True to the Biology of Aging Initiative’s mission, Webb has found ready collaborators at Brown. With Tatar, she is looking at the genes that FOXO targets, as well as other proteins that partner with it, to understand how neural stem cells are depleted and how that might relate to lifespan and age-related deficits like dementia. “It’s been a great opportunity for us to … put our heads together,” she says.
Nicola Neretti first partnered with Marc Tatar and Stephen Helfand to study the effects of calorie restriction—an intervention that has increased longevity in model organisms—on gene expression in flies. They discovered that it changes the expression of a whole host of genes, and also appears to delay the gradual loss of gene silencing that is seen in normal aging.

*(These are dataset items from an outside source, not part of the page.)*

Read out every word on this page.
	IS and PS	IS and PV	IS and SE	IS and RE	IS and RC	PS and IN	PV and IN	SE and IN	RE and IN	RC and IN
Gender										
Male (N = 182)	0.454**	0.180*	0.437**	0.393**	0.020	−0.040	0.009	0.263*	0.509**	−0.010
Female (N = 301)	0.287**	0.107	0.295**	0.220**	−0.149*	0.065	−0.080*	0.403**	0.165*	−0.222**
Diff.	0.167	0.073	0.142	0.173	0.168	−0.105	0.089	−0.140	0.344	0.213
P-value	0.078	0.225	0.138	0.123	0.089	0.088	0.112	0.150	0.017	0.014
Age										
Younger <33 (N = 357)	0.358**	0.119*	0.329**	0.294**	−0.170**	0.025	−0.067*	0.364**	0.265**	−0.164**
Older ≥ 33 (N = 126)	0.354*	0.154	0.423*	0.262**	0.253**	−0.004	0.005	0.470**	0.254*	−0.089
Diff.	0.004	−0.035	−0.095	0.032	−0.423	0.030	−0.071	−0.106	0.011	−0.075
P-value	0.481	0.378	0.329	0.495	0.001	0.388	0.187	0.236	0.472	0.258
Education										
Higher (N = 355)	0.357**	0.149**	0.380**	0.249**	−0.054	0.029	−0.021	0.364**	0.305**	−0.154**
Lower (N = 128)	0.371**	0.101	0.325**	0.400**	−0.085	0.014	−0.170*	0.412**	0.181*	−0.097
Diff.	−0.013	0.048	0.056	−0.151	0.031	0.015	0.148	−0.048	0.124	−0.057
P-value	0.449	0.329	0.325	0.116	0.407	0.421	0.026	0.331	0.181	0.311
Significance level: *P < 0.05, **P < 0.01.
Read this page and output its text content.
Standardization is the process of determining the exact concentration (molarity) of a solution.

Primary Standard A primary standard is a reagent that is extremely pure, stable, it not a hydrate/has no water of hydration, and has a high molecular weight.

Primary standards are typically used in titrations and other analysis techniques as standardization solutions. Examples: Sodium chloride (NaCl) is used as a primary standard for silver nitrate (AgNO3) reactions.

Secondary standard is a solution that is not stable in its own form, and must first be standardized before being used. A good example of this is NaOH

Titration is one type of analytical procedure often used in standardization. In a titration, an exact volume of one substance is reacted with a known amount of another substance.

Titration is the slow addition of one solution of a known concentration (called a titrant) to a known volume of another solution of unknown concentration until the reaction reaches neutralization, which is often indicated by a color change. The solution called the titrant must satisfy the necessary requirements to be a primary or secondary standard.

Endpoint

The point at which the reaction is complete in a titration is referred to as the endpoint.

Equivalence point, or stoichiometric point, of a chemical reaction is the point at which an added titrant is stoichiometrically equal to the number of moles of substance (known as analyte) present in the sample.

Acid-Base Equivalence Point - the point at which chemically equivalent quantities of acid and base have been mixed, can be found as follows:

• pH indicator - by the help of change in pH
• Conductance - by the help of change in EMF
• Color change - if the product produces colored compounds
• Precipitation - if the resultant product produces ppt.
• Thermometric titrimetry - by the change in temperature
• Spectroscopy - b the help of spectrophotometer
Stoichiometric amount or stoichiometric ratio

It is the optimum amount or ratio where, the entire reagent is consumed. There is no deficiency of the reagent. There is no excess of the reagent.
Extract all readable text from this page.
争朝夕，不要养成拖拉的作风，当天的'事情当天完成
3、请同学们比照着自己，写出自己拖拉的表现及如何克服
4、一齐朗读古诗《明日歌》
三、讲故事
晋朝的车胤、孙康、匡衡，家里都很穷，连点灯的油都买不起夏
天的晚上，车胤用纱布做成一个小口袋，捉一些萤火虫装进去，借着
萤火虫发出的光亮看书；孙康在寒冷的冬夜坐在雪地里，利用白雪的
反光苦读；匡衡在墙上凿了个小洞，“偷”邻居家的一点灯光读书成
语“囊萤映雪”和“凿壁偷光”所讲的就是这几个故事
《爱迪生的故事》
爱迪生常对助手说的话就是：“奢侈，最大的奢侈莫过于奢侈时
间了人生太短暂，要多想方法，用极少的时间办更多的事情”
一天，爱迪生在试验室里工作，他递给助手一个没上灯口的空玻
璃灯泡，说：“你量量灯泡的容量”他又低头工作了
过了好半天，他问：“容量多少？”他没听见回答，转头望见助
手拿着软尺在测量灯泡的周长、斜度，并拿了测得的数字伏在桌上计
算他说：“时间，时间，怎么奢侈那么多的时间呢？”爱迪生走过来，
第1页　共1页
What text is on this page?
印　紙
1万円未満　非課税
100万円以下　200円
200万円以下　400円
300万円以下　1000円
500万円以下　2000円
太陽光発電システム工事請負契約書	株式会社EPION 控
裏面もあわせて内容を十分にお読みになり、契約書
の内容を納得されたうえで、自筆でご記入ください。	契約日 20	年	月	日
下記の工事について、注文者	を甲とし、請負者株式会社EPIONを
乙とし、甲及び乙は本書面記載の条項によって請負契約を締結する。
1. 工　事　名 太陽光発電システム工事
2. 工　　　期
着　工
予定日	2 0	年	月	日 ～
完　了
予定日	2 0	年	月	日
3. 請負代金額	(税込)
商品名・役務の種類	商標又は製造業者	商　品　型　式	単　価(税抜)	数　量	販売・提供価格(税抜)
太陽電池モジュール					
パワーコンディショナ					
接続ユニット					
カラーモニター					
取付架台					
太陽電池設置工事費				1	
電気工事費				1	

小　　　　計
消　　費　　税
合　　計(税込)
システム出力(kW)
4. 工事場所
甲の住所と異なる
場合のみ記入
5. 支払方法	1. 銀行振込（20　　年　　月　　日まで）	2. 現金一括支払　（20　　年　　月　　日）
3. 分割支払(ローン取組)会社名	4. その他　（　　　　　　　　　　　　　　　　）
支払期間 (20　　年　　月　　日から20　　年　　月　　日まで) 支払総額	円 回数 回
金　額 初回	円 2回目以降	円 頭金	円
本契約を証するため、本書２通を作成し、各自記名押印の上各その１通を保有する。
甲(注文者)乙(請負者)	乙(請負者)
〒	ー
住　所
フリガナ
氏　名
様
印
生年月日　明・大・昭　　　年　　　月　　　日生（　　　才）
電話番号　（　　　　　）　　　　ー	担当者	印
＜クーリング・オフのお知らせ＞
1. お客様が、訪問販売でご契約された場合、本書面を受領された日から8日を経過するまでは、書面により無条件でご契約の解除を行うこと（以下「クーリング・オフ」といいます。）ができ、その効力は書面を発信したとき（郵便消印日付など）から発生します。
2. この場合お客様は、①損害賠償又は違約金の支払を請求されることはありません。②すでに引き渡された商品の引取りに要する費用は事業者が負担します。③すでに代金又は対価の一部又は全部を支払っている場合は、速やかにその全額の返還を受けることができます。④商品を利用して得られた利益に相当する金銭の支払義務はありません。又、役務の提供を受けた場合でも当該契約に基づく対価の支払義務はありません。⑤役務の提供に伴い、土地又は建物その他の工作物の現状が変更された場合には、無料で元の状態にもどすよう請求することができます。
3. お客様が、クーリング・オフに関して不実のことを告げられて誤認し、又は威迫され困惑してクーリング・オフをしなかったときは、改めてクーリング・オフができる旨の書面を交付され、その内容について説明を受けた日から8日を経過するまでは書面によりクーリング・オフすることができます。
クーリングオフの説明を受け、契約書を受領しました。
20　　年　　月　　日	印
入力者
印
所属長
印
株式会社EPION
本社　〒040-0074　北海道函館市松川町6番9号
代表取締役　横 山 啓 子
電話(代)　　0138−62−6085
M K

Neretti also has collaborated with John Sedivy’s lab to look at epigenetic changes in senescent cells, which have stopped replicating. “As they senesce, they protect you from potentially harmful consequences of DNA damage like mutations that can give rise to cancer,” Neretti says. “But they might actually accelerate the aging process.”
Lately Neretti has been examining how the human microbiome might affect aging. The idea was planted when he met Luigi Ferrucci, MD, PhD, scientific director of the National Institute on Aging, who spoke at the biology of aging colloquium last year. Over time the lining of the gut becomes more permeable, allowing microorganisms to enter the blood, travel to other organs, and cause inflammation. This may lead to some of the health issues associated with aging. To explore this potential relationship, Neretti and collaborators in Brazil, Italy, and Baltimore will analyze viruses and other microbes found in the blood of people of different ages.
Sedivy, meanwhile, is looking at what he calls “life forms that infest your genome”: pieces of DNA known as transposable elements that hop from chromosome to chromosome. “We have noticed that they become more active with aging, so we’re trying to figure that out,” he says.